The first peer-reviewed scientific journal dedicated to GPR

Open access, open science

ISSN 2533-3100

Ground Penetrating Radar 2018, Volume 1, Issue 2, GPR-1-2-6,


False alarm reduction by target tracking for Forward Looking Ground Penetrating Radar

Yukinori Fuse, Masoud Rostami, Borja Gonzalez-Valdes, and Carey M. Rappaport


Full text: PDF [7 MB, open access]


Abstract: An algorithm based on tracking stationary buried objects with advancing platform views is shown to reduce false alarms for Forward-Looking Ground Penetrating Radar (FLGPR). First, the Synthetic Aperture Radar (SAR) processed image is cleaned using a model-based clutter suppression method by applying masks to suppress the clutter signals. The mask is generated by L-band VV (vertical transmitting, vertical receiving), and VH (vertical transmitting, horizontal receiving) polarizations and X-band VV polarization SAR image results. Second, target tracking is applied to the clutter suppressed SAR image. These images are compared based on the system positions and the possible clutter signals are eliminated. The total detection performance is evaluated by a Receiver Operating Characteristic (ROC) curve with measurement data. The proposed method achieves significant reduction of the false alarm rate and improves the detection performance of the FLGPR system.


Keywords: Imaging system; Synthetic Aperture Radar (SAR); Forward-Looking Ground Penetrating Radar (FLGPR).

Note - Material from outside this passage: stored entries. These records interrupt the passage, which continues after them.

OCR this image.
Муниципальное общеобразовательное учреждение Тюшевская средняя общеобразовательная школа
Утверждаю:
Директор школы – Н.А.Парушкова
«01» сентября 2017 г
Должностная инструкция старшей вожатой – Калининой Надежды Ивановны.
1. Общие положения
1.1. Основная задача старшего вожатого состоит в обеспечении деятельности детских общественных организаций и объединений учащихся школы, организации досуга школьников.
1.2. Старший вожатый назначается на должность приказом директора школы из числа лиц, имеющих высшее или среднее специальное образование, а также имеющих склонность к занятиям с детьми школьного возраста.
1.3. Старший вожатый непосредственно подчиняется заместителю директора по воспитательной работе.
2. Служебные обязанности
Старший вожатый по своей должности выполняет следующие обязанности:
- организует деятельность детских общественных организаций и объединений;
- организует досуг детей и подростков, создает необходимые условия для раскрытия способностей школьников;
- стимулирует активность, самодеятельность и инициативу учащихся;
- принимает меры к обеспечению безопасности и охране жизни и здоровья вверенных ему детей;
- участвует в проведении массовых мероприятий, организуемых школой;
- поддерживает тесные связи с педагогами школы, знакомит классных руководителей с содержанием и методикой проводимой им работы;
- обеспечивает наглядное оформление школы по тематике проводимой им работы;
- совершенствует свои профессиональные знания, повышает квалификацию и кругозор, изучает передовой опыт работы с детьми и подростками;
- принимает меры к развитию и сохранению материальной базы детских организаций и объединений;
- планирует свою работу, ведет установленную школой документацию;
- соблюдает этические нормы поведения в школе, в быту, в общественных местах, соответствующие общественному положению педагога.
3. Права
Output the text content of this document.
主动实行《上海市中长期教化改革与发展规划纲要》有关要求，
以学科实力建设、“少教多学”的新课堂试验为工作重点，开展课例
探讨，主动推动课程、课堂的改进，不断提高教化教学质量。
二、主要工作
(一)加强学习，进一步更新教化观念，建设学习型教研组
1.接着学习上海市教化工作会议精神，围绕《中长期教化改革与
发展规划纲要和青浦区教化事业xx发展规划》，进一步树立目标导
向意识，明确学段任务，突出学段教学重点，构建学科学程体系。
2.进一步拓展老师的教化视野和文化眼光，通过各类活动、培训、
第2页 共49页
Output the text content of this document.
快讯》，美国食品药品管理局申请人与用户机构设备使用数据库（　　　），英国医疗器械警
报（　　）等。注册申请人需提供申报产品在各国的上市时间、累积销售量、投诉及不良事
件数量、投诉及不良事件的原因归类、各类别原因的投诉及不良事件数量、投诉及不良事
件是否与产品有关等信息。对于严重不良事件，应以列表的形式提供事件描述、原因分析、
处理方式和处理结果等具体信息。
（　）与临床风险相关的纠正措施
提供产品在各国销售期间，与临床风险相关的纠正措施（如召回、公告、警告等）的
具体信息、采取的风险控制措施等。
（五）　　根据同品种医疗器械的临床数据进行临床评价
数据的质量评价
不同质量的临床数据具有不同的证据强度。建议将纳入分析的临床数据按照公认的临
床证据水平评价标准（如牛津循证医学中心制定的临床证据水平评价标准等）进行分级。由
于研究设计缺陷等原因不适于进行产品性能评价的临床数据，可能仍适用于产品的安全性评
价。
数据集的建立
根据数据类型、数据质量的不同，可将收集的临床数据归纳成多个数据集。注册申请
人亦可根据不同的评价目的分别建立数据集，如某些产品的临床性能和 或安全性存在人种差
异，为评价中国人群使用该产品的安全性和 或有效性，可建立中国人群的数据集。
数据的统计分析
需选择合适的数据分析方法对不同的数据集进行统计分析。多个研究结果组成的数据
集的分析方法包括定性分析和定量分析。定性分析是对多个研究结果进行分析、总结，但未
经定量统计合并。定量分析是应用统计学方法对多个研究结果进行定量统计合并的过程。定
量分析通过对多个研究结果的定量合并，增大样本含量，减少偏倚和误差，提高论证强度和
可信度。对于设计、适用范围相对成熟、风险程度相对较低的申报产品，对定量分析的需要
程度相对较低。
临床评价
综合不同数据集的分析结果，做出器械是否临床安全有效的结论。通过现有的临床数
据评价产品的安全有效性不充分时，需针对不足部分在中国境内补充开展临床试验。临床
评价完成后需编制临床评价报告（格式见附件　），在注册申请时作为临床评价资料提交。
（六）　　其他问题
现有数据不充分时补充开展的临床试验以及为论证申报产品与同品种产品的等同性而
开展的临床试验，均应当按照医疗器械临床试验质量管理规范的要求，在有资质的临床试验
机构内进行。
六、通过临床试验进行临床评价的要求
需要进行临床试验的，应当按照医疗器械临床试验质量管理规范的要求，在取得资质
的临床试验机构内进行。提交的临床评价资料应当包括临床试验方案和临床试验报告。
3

Buried explosive threats such as mines have been a problem for decades. Especially Improvised Explosive Devices (IEDs) are a significant problem and they are explosive devices assembled with conventional military weapon such as mines and projectiles and the detonating mechanism. Some types of sensors such as Ground Penetrating Radar (GPR), infrared sensor [1], acoustic sensor [2], and metal detector [3] have been studied and developed for a long time. Forward-Looking GPR (FLGPR) [4, 5] is also one of the approaches to detect these treats and with the advantages of a safe stand-off distance between the sensor vehicle platform and the buried threat, and wide area coverage. FLGPR must distinguish between target of interest and clutter, due to scattering from the rough ground surface, rocks, objects above the surface like trees, bushes, and more. Model-based clutter suppression method for FLGPR has been proposed to solve this problem.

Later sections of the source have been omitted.